UK Biobank Rapid Access Portal (RAP) - Neuroanalytics Datasets

The basic steps for getting started with an analysis on the Research Analysis Platform (RAP) generally follow a three-step quickstart process, covering account setup, project configuration, and initial data access.

BEWARE - Work on this platform requires payment to be established.

Basic Overview¶

1. Create a UKB-RAP Account¶

Before accessing the RAP, you must:

Create a UK Biobank Access Management System (AMS) account and ensure you have received UK Biobank access approval from the Access Management Team (AMT).
Ensure you are listed as a collaborator on a UK Biobank-approved access application.

Once prerequisites are met, the steps for account creation and connection are:

Navigate to the Research Analysis Platform and click Create an Account (if you don’t have an existing DNAnexus account).
Fill out the Create New Account form, click Create Account, and activate the account via the emailed link.
Log into the Platform, complete your profile, and click Access Platform.
Connect your RAP account to your AMS account by accepting the Terms of Service and logging into the AMS when prompted. Your accounts are now connected, and you can use the Platform.

2. Create a Project and Dispense Data¶

All work on the RAP takes place within the context of a project. Projects allow a defined set of users to access specific datasets and conduct analyses.

On the RAP Projects screen, click the New Project button.
In the New Project wizard, enter a Project Name.
Enter the approved UK Biobank Application ID. Note that every project must be linked to one and only one access application.
Check the Dispense data to the project option to populate the project with data specified on the linked access application.
Choose a wallet for billing activities in the Billed To field.
Specify access permissions for copying, deleting, and downloading data in the Access section.
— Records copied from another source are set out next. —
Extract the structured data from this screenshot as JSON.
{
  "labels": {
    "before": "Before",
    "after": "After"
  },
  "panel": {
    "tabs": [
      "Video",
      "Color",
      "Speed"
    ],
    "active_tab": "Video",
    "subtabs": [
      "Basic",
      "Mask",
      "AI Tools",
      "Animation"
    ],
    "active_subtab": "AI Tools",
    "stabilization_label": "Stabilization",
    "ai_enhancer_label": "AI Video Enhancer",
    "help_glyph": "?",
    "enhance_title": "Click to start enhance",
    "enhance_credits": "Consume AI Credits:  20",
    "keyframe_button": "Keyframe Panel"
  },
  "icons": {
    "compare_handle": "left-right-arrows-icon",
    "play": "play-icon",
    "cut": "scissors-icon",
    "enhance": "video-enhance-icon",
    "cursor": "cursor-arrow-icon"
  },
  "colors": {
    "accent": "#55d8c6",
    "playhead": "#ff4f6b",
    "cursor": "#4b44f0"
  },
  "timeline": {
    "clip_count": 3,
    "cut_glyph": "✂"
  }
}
The process of dispensing data, due to the large size of the UK Biobank data, can take time—sometimes over an hour, or potentially between 20 minutes to 2 hours. You can monitor the status and percentage of populated data on the project list. Tabular data and linked health data are placed into a Spark SQL database and an associated dataset, while bulk data fields are dispensed as files within the /Bulk folder of your project.

3. Accessing Data and Starting Analysis¶

Once the data has been dispensed, you can start exploring and analyzing the data:

Accessing Datasets via the Cohort Browser¶

The Cohort Browser is a key tool for exploration, cohort definition, and visualization.

Access the dataset: Datasets must be prepared and ingested to be accessible via the Cohort Browser. To open a dataset, navigate to the project’s root folder and click the dataset (or select the dataset and click Explore Data).
Explore Data: In the Cohort Browser’s Overview tab, you see visualizations providing an introduction to the dataset. You can click the Add Tile button to explore what fields are available, which are organized in a folder structure inspired by the UK Biobank Showcase.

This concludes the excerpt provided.